Евстигней - Борис Евсеев
Шрифт:
Интервал:
Закладка:
Стало известно и то, о чем сообщать величеству желательно: о растратах, о бесконечном ведении тяжб, о нанесенных побоях, о дозволении вступить в службу, о разрешении жениться, об унятии дерзновенных разговоров, о разбоях, о непочитании церкви...
Нежелательными были: все просьбы о вступлении в брак между родственниками, жалобы на недостойное поведение попов и клира, пустые политические прожекты...
Были и результаты жалоб. В питерских газетах стали публиковаться императорские ответы: для объявления просителям. Краткие, скрытым гневом пылающие.
Евстигней Ипатович решил жаловаться на театральные дирекции и на Адонирамовых братьев. Даже на погост не дадут сходить спокойно! Очень также ему хотелось в конце репорта приписать и про разбой музыкальный, и про печатанье нот: это как это? Иностранные ноты друкуют кипами, а своих отечественных — словно и не бывало! «Вот только услышит ли его величество, среди забот и дел наиважнейших, сей слабый стон? Вдруг непочтительностью сочтет?»
Непочтительность в обращении к величеству была делом гиблым. Были уже и пострадавшие за сию дерзость.
Нет, не дождаться, видно, ему ответа. Ни чрез газету, ни письмом! Как ни кричи, как ни вой — про музыку отечественную, на песнях городских и крестьянских устроенную, — ответа не будет!»
Неотзывчивость времени терзала капельмейстера.
Глухота питерских жителей — не слышащих звука улиц, не слышащих скрыпа времен — убивала его.
Неотзывчивость времени, и даже полная глухота его, терзала и Павла Петровича!

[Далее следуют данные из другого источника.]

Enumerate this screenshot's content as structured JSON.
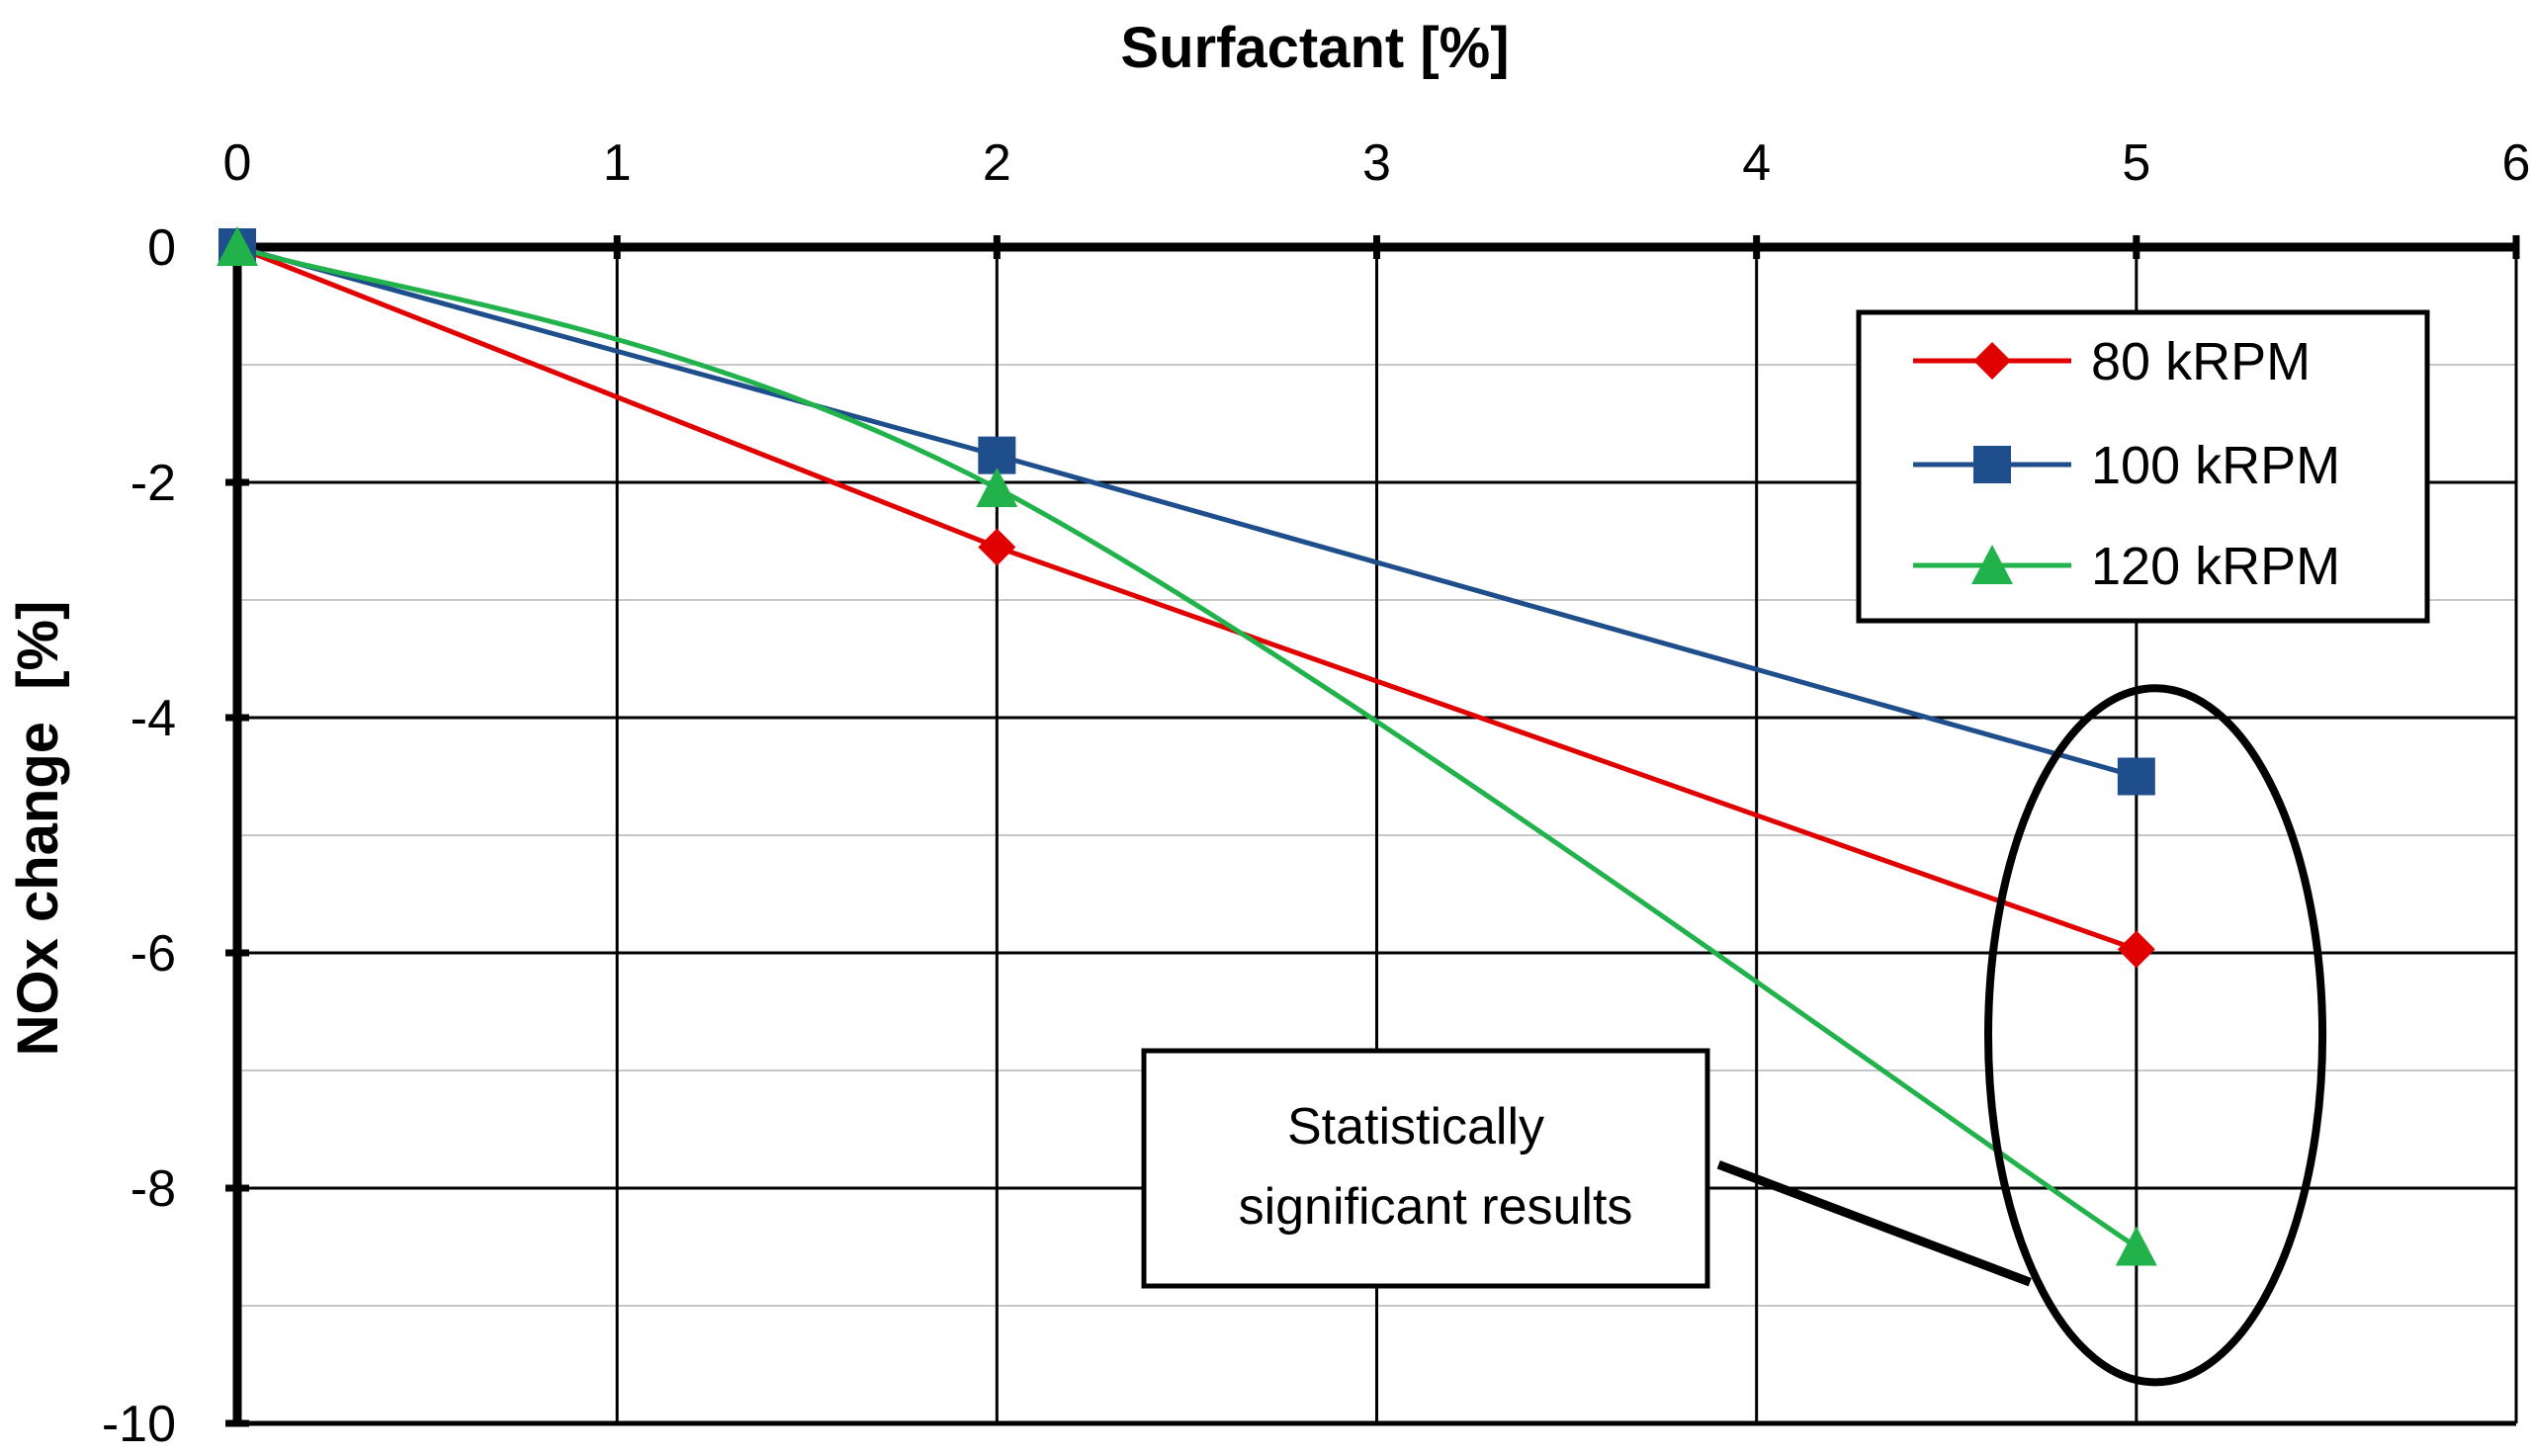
{
  "chart_data": {
    "type": "line",
    "xlabel": "Surfactant [%]",
    "ylabel": "NOx change  [%]",
    "xlim": [
      0,
      6
    ],
    "ylim": [
      -10,
      0
    ],
    "x_ticks": [
      0,
      1,
      2,
      3,
      4,
      5,
      6
    ],
    "x_tick_labels": [
      "0",
      "1",
      "2",
      "3",
      "4",
      "5",
      "6"
    ],
    "y_ticks": [
      0,
      -2,
      -4,
      -6,
      -8,
      -10
    ],
    "y_tick_labels": [
      "0",
      "-2",
      "-4",
      "-6",
      "-8",
      "-10"
    ],
    "y_minor_ticks": [
      -1,
      -3,
      -5,
      -7,
      -9
    ],
    "legend_position": "top-right",
    "series": [
      {
        "name": "80 kRPM",
        "label": "80 kRPM",
        "color": "#e00000",
        "marker": "diamond",
        "curve": "straight",
        "x": [
          0,
          2,
          5
        ],
        "values": [
          0,
          -2.55,
          -5.97
        ]
      },
      {
        "name": "100 kRPM",
        "label": "100 kRPM",
        "color": "#1f4e8c",
        "marker": "square",
        "curve": "straight",
        "x": [
          0,
          2,
          5
        ],
        "values": [
          0,
          -1.77,
          -4.5
        ]
      },
      {
        "name": "120 kRPM",
        "label": "120 kRPM",
        "color": "#22b24c",
        "marker": "triangle",
        "curve": "smooth",
        "x": [
          0,
          2,
          5
        ],
        "values": [
          0,
          -2.05,
          -8.5
        ]
      }
    ],
    "annotation": {
      "line1": "Statistically",
      "line2": "significant results",
      "ellipse_center": [
        5.05,
        -6.7
      ],
      "ellipse_radius": [
        0.44,
        2.95
      ],
      "pointer_from": [
        3.9,
        -7.8
      ],
      "pointer_to": [
        4.72,
        -8.8
      ]
    }
  }
}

Императора не понимали. То есть — настоящего отклика на его деяния не было.
Одним из первых указов он отменил объявленный еще матушкой (по наущению любимцев!) и страшно тягостный для крестьян рекрутский набор.
Что же в ответ?
Здесь, в Питере, молчок. А среди крестьян — к примеру, вологодских, — поползновение к бунту.
Он упразднил удушающую крестьян хлебную подать — снова мертвая тишина.
Он сотворил неслыханное: предоставил крестьянскому сословию право подавать жалобы на помещиков — в том числе и на себя самого, на государя! И здесь, кроме двух-трех шутовских выкриков и каверз, — никакого отзыву.
Впрочем, на последний указ отзыв был — гаденький и чванливый придворный ропот: «Чудит батька, чудит!»
Далее.
Он первый заговорил о буйстве бумажных денег. Курс на рубли страшно снизился. Богатство государства на глазах превращалось в бумажные деньги. Длилось сие давно, более десяти лет. По восшествии на престол он торжественно объявил: все серебро свое отдаст в казну, будет обедать и ужинать на олове! Покуда не восстановит отеческим деньгам надлежащий курс, не достигнет того, чтобы рубли ходили рублями!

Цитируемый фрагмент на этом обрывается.